TORONTO, May 25, 2022 (GLOBE NEWSWIRE) — Westboro Mortgage Investment Fund has paid a bonus distribution of $0.065 per eligible Class F unit. The bonus distribution equals the excess income earned by the fund for the fiscal year ended December 31, 2021. The total distribution per unit for the 2021 fiscal year, inclusive of this bonus distribution, was $0.65/unit on a monthly basis, or an annualized return of 6.7%, on a monthly compounded basis. The strong performance of the Westboro Mortgage Investment Fund is a direct result of the following: a) long standing and strong broker client relationships b) best in class staff; and c) conservative and thorough underwriting practices.
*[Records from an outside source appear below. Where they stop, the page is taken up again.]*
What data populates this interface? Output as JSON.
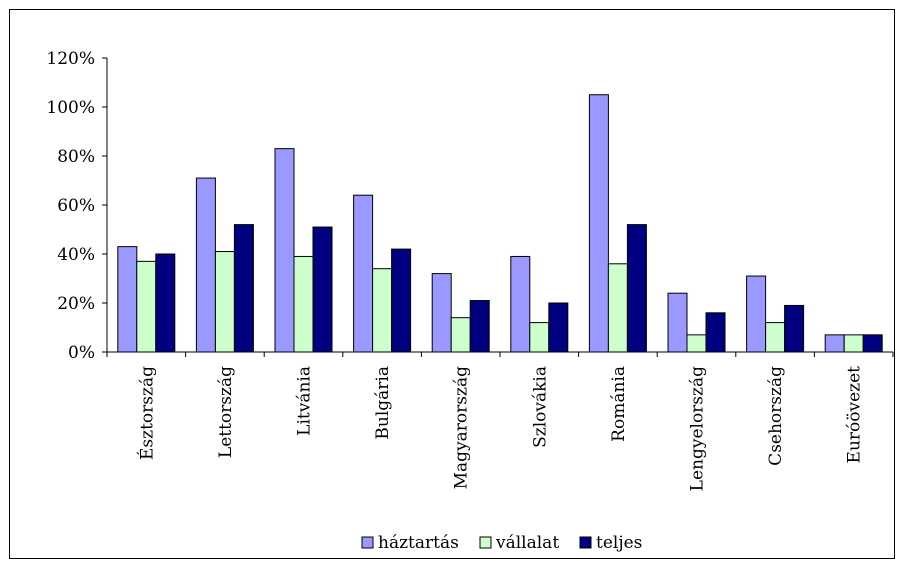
{
  "chart_data": {
    "type": "bar",
    "title": "",
    "xlabel": "",
    "ylabel": "",
    "ylim": [
      0,
      120
    ],
    "yticks": [
      "0%",
      "20%",
      "40%",
      "60%",
      "80%",
      "100%",
      "120%"
    ],
    "ytick_values": [
      0,
      20,
      40,
      60,
      80,
      100,
      120
    ],
    "categories": [
      "Észtország",
      "Lettország",
      "Litvánia",
      "Bulgária",
      "Magyarország",
      "Szlovákia",
      "Románia",
      "Lengyelország",
      "Csehország",
      "Euróövezet"
    ],
    "series": [
      {
        "name": "háztartás",
        "color": "#9999ff",
        "values": [
          43,
          71,
          83,
          64,
          32,
          39,
          105,
          24,
          31,
          7
        ]
      },
      {
        "name": "vállalat",
        "color": "#ccffcc",
        "values": [
          37,
          41,
          39,
          34,
          14,
          12,
          36,
          7,
          12,
          7
        ]
      },
      {
        "name": "teljes",
        "color": "#000080",
        "values": [
          40,
          52,
          51,
          42,
          21,
          20,
          52,
          16,
          19,
          7
        ]
      }
    ],
    "legend_position": "bottom",
    "grid": false
  }
}
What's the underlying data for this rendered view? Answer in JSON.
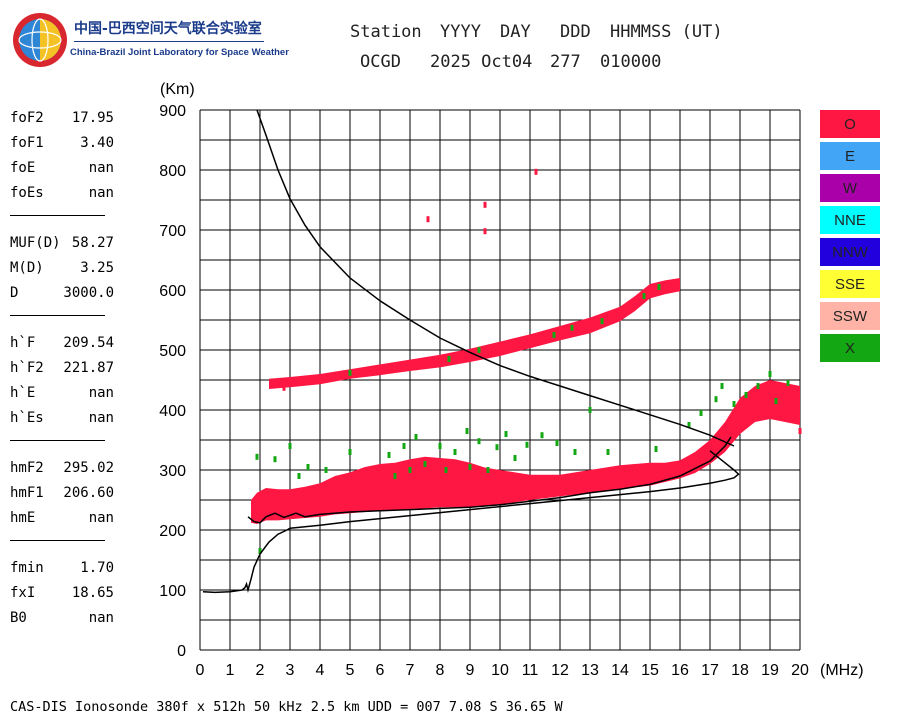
{
  "logo": {
    "name_cn": "中国-巴西空间天气联合实验室",
    "name_en": "China-Brazil Joint Laboratory for Space Weather"
  },
  "header": {
    "labels": [
      "Station",
      "YYYY",
      "DAY",
      "DDD",
      "HHMMSS (UT)"
    ],
    "values": [
      "OCGD",
      "2025 Oct04",
      "277",
      "010000"
    ]
  },
  "parameters": [
    [
      {
        "key": "foF2",
        "value": "17.95"
      },
      {
        "key": "foF1",
        "value": "3.40"
      },
      {
        "key": "foE",
        "value": "nan"
      },
      {
        "key": "foEs",
        "value": "nan"
      }
    ],
    [
      {
        "key": "MUF(D)",
        "value": "58.27"
      },
      {
        "key": "M(D)",
        "value": "3.25"
      },
      {
        "key": "D",
        "value": "3000.0"
      }
    ],
    [
      {
        "key": "h`F",
        "value": "209.54"
      },
      {
        "key": "h`F2",
        "value": "221.87"
      },
      {
        "key": "h`E",
        "value": "nan"
      },
      {
        "key": "h`Es",
        "value": "nan"
      }
    ],
    [
      {
        "key": "hmF2",
        "value": "295.02"
      },
      {
        "key": "hmF1",
        "value": "206.60"
      },
      {
        "key": "hmE",
        "value": "nan"
      }
    ],
    [
      {
        "key": "fmin",
        "value": "1.70"
      },
      {
        "key": "fxI",
        "value": "18.65"
      },
      {
        "key": "B0",
        "value": "nan"
      }
    ]
  ],
  "legend": [
    {
      "label": "O",
      "color": "#ff1744"
    },
    {
      "label": "E",
      "color": "#42a5f5"
    },
    {
      "label": "W",
      "color": "#aa00aa"
    },
    {
      "label": "NNE",
      "color": "#00ffff"
    },
    {
      "label": "NNW",
      "color": "#2200dd"
    },
    {
      "label": "SSE",
      "color": "#ffff33"
    },
    {
      "label": "SSW",
      "color": "#ffb3a7"
    },
    {
      "label": "X",
      "color": "#13a813"
    }
  ],
  "footer": "CAS-DIS Ionosonde 380f x 512h 50 kHz 2.5 km UDD = 007 7.08 S 36.65 W",
  "chart_data": {
    "type": "scatter",
    "xlabel": "(MHz)",
    "ylabel": "(Km)",
    "xlim": [
      0,
      20
    ],
    "ylim": [
      0,
      900
    ],
    "x_ticks": [
      "0",
      "1",
      "2",
      "3",
      "4",
      "5",
      "6",
      "7",
      "8",
      "9",
      "10",
      "11",
      "12",
      "13",
      "14",
      "15",
      "16",
      "17",
      "18",
      "19",
      "20"
    ],
    "y_ticks": [
      "0",
      "100",
      "200",
      "300",
      "400",
      "500",
      "600",
      "700",
      "800",
      "900"
    ],
    "grid": true,
    "series": [
      {
        "name": "O",
        "color": "#ff1744",
        "bands": [
          {
            "x": [
              1.7,
              1.9,
              2.2,
              2.6,
              3.0,
              3.5,
              4.0,
              4.5,
              5.0,
              5.5,
              6.0,
              6.5,
              7.0,
              7.5,
              8.0,
              8.5,
              9.0,
              9.5,
              10.0,
              11.0,
              12.0,
              13.0,
              14.0,
              15.0,
              15.5,
              16.0,
              16.5,
              17.0,
              17.5,
              18.0,
              18.5,
              19.0,
              19.5,
              20.0
            ],
            "lower": [
              212,
              210,
              216,
              216,
              218,
              220,
              222,
              226,
              228,
              230,
              232,
              232,
              235,
              236,
              238,
              238,
              238,
              240,
              242,
              250,
              256,
              262,
              268,
              274,
              280,
              286,
              295,
              310,
              330,
              360,
              380,
              385,
              380,
              375
            ],
            "upper": [
              250,
              262,
              270,
              268,
              268,
              272,
              278,
              290,
              296,
              305,
              310,
              312,
              318,
              322,
              320,
              318,
              312,
              304,
              300,
              292,
              292,
              300,
              308,
              312,
              312,
              316,
              330,
              350,
              380,
              420,
              440,
              450,
              445,
              440
            ]
          },
          {
            "x": [
              2.3,
              3.0,
              4.0,
              5.0,
              6.0,
              7.0,
              8.0,
              9.0,
              10.0,
              11.0,
              12.0,
              13.0,
              14.0,
              14.5,
              15.0,
              15.5,
              16.0
            ],
            "lower": [
              435,
              438,
              443,
              452,
              458,
              465,
              471,
              480,
              490,
              503,
              516,
              528,
              548,
              565,
              586,
              593,
              598
            ],
            "upper": [
              452,
              455,
              460,
              468,
              476,
              484,
              492,
              502,
              514,
              526,
              540,
              554,
              572,
              590,
              610,
              616,
              620
            ]
          }
        ],
        "points": [
          {
            "x": 7.6,
            "y": 718
          },
          {
            "x": 9.5,
            "y": 742
          },
          {
            "x": 9.5,
            "y": 698
          },
          {
            "x": 11.2,
            "y": 797
          },
          {
            "x": 20.0,
            "y": 365
          },
          {
            "x": 2.8,
            "y": 437
          },
          {
            "x": 3.2,
            "y": 446
          }
        ]
      },
      {
        "name": "X",
        "color": "#13a813",
        "bands": [],
        "points": [
          {
            "x": 2.0,
            "y": 165
          },
          {
            "x": 2.5,
            "y": 318
          },
          {
            "x": 3.0,
            "y": 340
          },
          {
            "x": 3.3,
            "y": 290
          },
          {
            "x": 3.6,
            "y": 305
          },
          {
            "x": 4.2,
            "y": 300
          },
          {
            "x": 5.0,
            "y": 330
          },
          {
            "x": 6.3,
            "y": 325
          },
          {
            "x": 6.5,
            "y": 290
          },
          {
            "x": 6.8,
            "y": 340
          },
          {
            "x": 7.0,
            "y": 300
          },
          {
            "x": 7.2,
            "y": 355
          },
          {
            "x": 7.5,
            "y": 310
          },
          {
            "x": 8.0,
            "y": 340
          },
          {
            "x": 8.2,
            "y": 300
          },
          {
            "x": 8.5,
            "y": 330
          },
          {
            "x": 8.9,
            "y": 365
          },
          {
            "x": 9.0,
            "y": 305
          },
          {
            "x": 9.3,
            "y": 348
          },
          {
            "x": 9.6,
            "y": 300
          },
          {
            "x": 9.9,
            "y": 338
          },
          {
            "x": 10.2,
            "y": 360
          },
          {
            "x": 10.5,
            "y": 320
          },
          {
            "x": 10.9,
            "y": 342
          },
          {
            "x": 11.4,
            "y": 358
          },
          {
            "x": 11.9,
            "y": 345
          },
          {
            "x": 12.5,
            "y": 330
          },
          {
            "x": 13.0,
            "y": 400
          },
          {
            "x": 13.6,
            "y": 330
          },
          {
            "x": 15.2,
            "y": 335
          },
          {
            "x": 16.3,
            "y": 375
          },
          {
            "x": 16.7,
            "y": 395
          },
          {
            "x": 17.2,
            "y": 418
          },
          {
            "x": 17.4,
            "y": 440
          },
          {
            "x": 17.8,
            "y": 410
          },
          {
            "x": 18.2,
            "y": 425
          },
          {
            "x": 18.6,
            "y": 440
          },
          {
            "x": 19.0,
            "y": 460
          },
          {
            "x": 19.2,
            "y": 415
          },
          {
            "x": 19.6,
            "y": 445
          },
          {
            "x": 5.0,
            "y": 462
          },
          {
            "x": 8.3,
            "y": 485
          },
          {
            "x": 9.3,
            "y": 500
          },
          {
            "x": 11.8,
            "y": 525
          },
          {
            "x": 12.4,
            "y": 537
          },
          {
            "x": 13.4,
            "y": 548
          },
          {
            "x": 14.8,
            "y": 590
          },
          {
            "x": 15.3,
            "y": 605
          },
          {
            "x": 1.9,
            "y": 322
          }
        ]
      }
    ],
    "profiles": [
      {
        "name": "profile",
        "x": [
          0.1,
          0.5,
          1.0,
          1.4,
          1.5,
          1.55,
          1.6,
          1.7,
          1.8,
          2.0,
          2.3,
          2.6,
          2.9,
          3.0,
          4.0,
          5.0,
          6.0,
          7.0,
          8.0,
          9.0,
          10.0,
          11.0,
          12.0,
          13.0,
          14.0,
          15.0,
          16.0,
          16.5,
          17.0,
          17.5,
          17.8,
          17.95,
          17.8,
          17.5,
          17.0
        ],
        "y": [
          97,
          96,
          97,
          100,
          104,
          110,
          100,
          118,
          138,
          160,
          180,
          193,
          200,
          203,
          208,
          214,
          219,
          224,
          229,
          234,
          239,
          244,
          249,
          254,
          259,
          264,
          270,
          274,
          278,
          283,
          287,
          293,
          300,
          312,
          332
        ]
      },
      {
        "name": "trace",
        "x": [
          1.6,
          1.8,
          2.0,
          2.2,
          2.5,
          2.8,
          3.2,
          3.5,
          4.0,
          5.0,
          6.0,
          7.0,
          8.0,
          9.0,
          10.0,
          11.0,
          12.0,
          13.0,
          14.0,
          15.0,
          16.0,
          17.0,
          17.5,
          17.7
        ],
        "y": [
          222,
          214,
          212,
          222,
          228,
          221,
          228,
          222,
          226,
          230,
          232,
          234,
          236,
          238,
          242,
          248,
          254,
          262,
          268,
          276,
          290,
          315,
          340,
          355
        ]
      },
      {
        "name": "MUF",
        "x": [
          1.9,
          2.2,
          2.6,
          3.0,
          3.5,
          4.0,
          5.0,
          6.0,
          7.0,
          8.0,
          9.0,
          10.0,
          11.0,
          12.0,
          13.0,
          14.0,
          15.0,
          16.0,
          17.0,
          17.8
        ],
        "y": [
          900,
          858,
          800,
          752,
          708,
          672,
          620,
          582,
          550,
          520,
          496,
          474,
          456,
          440,
          424,
          408,
          392,
          376,
          358,
          340
        ]
      }
    ]
  }
}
“It was a record breaking year filled with a unique set of challenges posed by the pandemic. We will continue to be conservative in our underwriting and portfolio management while being competitive on interest rates and terms offered to our longstanding broker client network. In 2021 and early in 2022 we were fortunate to attract top industry talent to join our already dynamic team. We want to fund the best mortgages, not the most mortgages. Our focus is, and always will be, the preservation of investor capital and providing consistent risk adjusted returns to our mortgage fund investors,” said Nick Christopoulos, CEO of Westboro Mortgage Investment Fund.

About Westboro Mortgage Investment Fund

Westboro Mortgage Investment Fund was established in 2004 as a Mortgage Investment Corporation in the Ottawa region. Throughout the years, the fund has strategically expanded its lending region to include Central and Southwestern Ontario and the Gatineau regional area of Quebec. Today, the fund manages assets in excess of $300 million all while maintaining the primary objective of providing investors with a consistent and stable fixed income solution for their investment portfolio.